| ← 170 | 171 | 172 → |
- Cardinal: one hundred seventy-one
- Ordinal: 171st (one hundred seventy-first)
- Factorization: 3^{2} × 19
- Divisors: 1, 3, 9, 19, 57, 171
- Greek numeral: ΡΟΑ´
- Roman numeral: CLXXI, clxxi
- Binary: 10101011_{2}
- Ternary: 20100_{3}
- Senary: 443_{6}
- Octal: 253_{8}
- Duodecimal: 123_{12}
- Hexadecimal: AB_{16}

= 171 (number) =

171 (one hundred [and] seventy-one) is the natural number following 170 and preceding 172.

==In mathematics==
171 is the 18th triangular number and a Jacobsthal number.

There are 171 transitive relations on three labeled elements, and 171 combinatorially distinct ways of subdividing a cuboid by flat cuts into a mesh of tetrahedra, without adding extra vertices.

The diagonals of a regular decagon meet at 171 points, including both crossings and the vertices of the decagon.

There are 171 faces and edges in the 57-cell, an abstract 4-polytope with hemi-dodecahedral cells that is its own dual polytope.

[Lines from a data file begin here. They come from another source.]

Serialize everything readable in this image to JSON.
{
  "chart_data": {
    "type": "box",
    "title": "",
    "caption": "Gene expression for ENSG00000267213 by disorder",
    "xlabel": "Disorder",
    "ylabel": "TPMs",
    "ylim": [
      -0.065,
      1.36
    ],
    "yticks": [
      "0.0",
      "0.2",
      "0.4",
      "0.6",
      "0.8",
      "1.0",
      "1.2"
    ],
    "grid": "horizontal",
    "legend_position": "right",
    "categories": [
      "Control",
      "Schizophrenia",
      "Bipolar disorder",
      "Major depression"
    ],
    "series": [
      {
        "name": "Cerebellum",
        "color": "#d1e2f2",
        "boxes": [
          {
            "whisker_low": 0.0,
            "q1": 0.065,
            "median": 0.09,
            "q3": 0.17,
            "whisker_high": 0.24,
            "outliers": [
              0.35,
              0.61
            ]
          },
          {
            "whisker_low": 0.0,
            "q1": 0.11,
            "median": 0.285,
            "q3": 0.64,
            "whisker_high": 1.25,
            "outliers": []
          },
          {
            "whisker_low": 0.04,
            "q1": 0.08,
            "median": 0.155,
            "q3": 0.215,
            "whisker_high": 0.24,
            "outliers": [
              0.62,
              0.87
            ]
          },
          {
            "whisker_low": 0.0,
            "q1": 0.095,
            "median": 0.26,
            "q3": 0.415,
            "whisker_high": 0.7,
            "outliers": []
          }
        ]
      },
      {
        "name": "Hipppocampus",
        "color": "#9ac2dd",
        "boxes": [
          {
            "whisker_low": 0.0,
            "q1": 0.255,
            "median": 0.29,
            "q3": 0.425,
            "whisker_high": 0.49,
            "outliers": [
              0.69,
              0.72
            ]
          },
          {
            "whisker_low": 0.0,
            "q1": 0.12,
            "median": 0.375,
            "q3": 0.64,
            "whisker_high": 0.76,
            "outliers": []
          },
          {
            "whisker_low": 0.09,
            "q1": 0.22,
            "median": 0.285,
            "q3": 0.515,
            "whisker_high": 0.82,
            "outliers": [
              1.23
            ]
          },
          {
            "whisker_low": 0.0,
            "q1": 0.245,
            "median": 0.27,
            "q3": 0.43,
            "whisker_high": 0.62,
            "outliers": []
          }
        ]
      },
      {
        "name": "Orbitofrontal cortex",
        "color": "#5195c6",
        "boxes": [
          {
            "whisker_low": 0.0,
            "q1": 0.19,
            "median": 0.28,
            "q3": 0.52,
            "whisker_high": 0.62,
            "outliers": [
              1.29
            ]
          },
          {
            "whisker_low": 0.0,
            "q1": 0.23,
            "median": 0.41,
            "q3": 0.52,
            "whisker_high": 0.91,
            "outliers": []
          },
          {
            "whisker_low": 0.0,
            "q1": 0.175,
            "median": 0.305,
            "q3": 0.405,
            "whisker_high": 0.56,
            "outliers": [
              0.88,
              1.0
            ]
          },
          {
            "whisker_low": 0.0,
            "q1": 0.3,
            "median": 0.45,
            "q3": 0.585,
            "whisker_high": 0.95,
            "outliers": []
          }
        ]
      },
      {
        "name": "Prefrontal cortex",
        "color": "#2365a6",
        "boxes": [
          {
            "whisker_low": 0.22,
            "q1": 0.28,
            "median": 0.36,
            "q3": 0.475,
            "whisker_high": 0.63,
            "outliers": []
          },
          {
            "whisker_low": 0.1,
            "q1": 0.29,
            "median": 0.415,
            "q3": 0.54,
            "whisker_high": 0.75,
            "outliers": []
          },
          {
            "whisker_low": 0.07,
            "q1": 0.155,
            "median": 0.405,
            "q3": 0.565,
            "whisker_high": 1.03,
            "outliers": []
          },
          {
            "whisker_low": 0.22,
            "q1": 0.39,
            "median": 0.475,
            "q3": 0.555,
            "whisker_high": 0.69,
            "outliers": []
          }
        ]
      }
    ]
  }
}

Within moonshine theory of sporadic groups, the friendly giant $\mathbb {M}$ is defined as having cyclic groups ⟨ $m$ ⟩ that are linked with the function,
$f_{m}(\tau) = q^{-1} + a_{1}q + a_{2}q^{2} + ... , \text{ } a_{k}$ ∈ $\mathbb{Z}, \text{ } q = e^{2\pi i \tau}, \text{ } \tau>0;$ where $q$ is the character of $\mathbb {M}$ at $m$.
This generates 171 moonshine groups within $\mathbb {M}$ associated with $f_{m}$ that are principal moduli for different genus zero congruence groups commensurable with the projective linear group $\operatorname{PSL_2}(\mathbb{Z})$.